Monday, 13 February 2017

Cider 2016 update (and a bit of 2015)

Winter has seemed very long this year, and with my shoulder still not quite right, I've been doing very little around the house and garden. I begin physio next week, but it will still take some months before I'm back to normal, or so I've been told.

With that slight handicap, there was still plenty I could do cider-wise, and I guess there's been a lot going on since the last blog post, where the pressing process was shown.

I didn't get to try out keeving, but I somehow ended up with a few different variations on a basic cider, which makes things fun. The basic dry cider, like I made last year, was fermented in two 60 litre barrels, and I recently split that up into 30L barrels, which makes it handier for experimenting with dry hopping and such. Three of the barrels on the board in the photo below contain dry cider.

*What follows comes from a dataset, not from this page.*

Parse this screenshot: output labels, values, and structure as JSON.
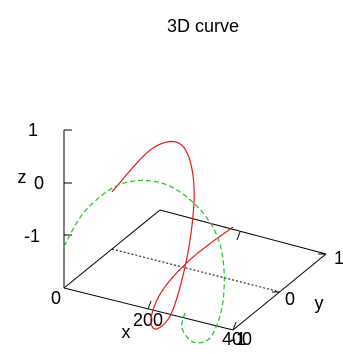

Another portion has been put into a carboy, mixed with cherry plum juice (also from our own trees), and is now having a second fermentation, so lets hope the plum flavour remains!




The large barrel on the left now contains about 50L of what I am calling Grapple Cider, which sounds rather unappetising, but simply refers to the fact it is made with 50% apples and 50% grapes. Our neighbour had a lot and gave them all to us, so we put them to good use. On taking a sample when racking it into this barrel, I was very pleased indeed. Tasting notes will follow later in the year, but suffice to say, I want to make his one again!

The 30L barrel on the right contains a kind of accident, or at least, a cider that was not planned. On Halloween, we held a small harvest festival, of sorts, with plenty of food, beer and cider, but also pressed 100kg of apples for fun. We had intended to pasteurize it there and then, but I ended up sulphiting it, and leaving it sitting for a while. 30L I used to top up the oak barrel (more in a moment), and the rest I left sitting in the cellar, ignored till it started blubbering a few weeks later. Happily, it was a nice, clean fermentation, as wild yeasts took over, and it tastes pretty good. The gravity is a little higher than the others, but I expect it's not quite finished, as that part of the cellar got down to 6°C a few weeks ago.

And finally, my pride and joy, one of the oak cider casks I picked up in Spring last year. This is filled with between 125 and 130 litres of dry cider.




Compared to the others, this looks quite soupy (this could really be on trend with an iceman pour, looking like a NEIPA!), but I imagine, given the shape and volume of the cask, there's quite a layer of sediment near the tap, but let's see how it looks in a couple months.


So far, that means harvest 2016 has yielded the following (and we only used about half the apples!)

  • 130L oak-aged dry cider
  • 80L dry cider
  • 10L cherry plum and apple cider
  • 50L grape and apple cider
  • 25L spontaneously-fermented cider

But harvest 2015 is the harvest that is still giving!

I still have a couple kegs dry cider, and half a keg of dry-hopped cider from 2015, but that's not the best thing...


In 2015 I made 120 litres of "Maische", or wash, to make schnapps. I mixed 60 litres of pressed juice with 60 litres of pulped apples and set it fermenting. I then spoke to the local distiller in March 2016, but I had missed the window of opportunity, meaning I had these two barrels, full of pulp, sitting in the cellar for a year. I hadn't opened them once, and when they were finally opened, and Mr. Thomaier stuck his finger in for a taste, I was relieved that he proclaimed it good. A couple of weeks later, the paperwork for taxation was done, and I received 21 litres of my own apple schnapps. I like to imagine that having the wash mature for a year makes it a superior spirit, as it certainly tastes very good!

Of course, making your own stuff gives plenty of scope to experiment, and the first one was one I had planned for a year: ageing on apple wood. I had kept some branches from pruning the trees in early 2015 (one is on the cellar ceiling, you may have noticed), and these were duly cut into short lengths, split, stripped of bark and toasted in the over fora couple of hours, before cooling and placing in 5.5 litres of schnapps. Within a day the colour had changed, and after a week, it was tested, with approval. I'll leave it a few more weeks before deciding whether to continue or bottle it.


Plans are afoot for some apple-based liqueurs, but the spirit straight is a fairly smooth-sipping, enjoyable experience. No downing shots with this!

The vinegar-making I will come back to another time, but so far, it's been a success.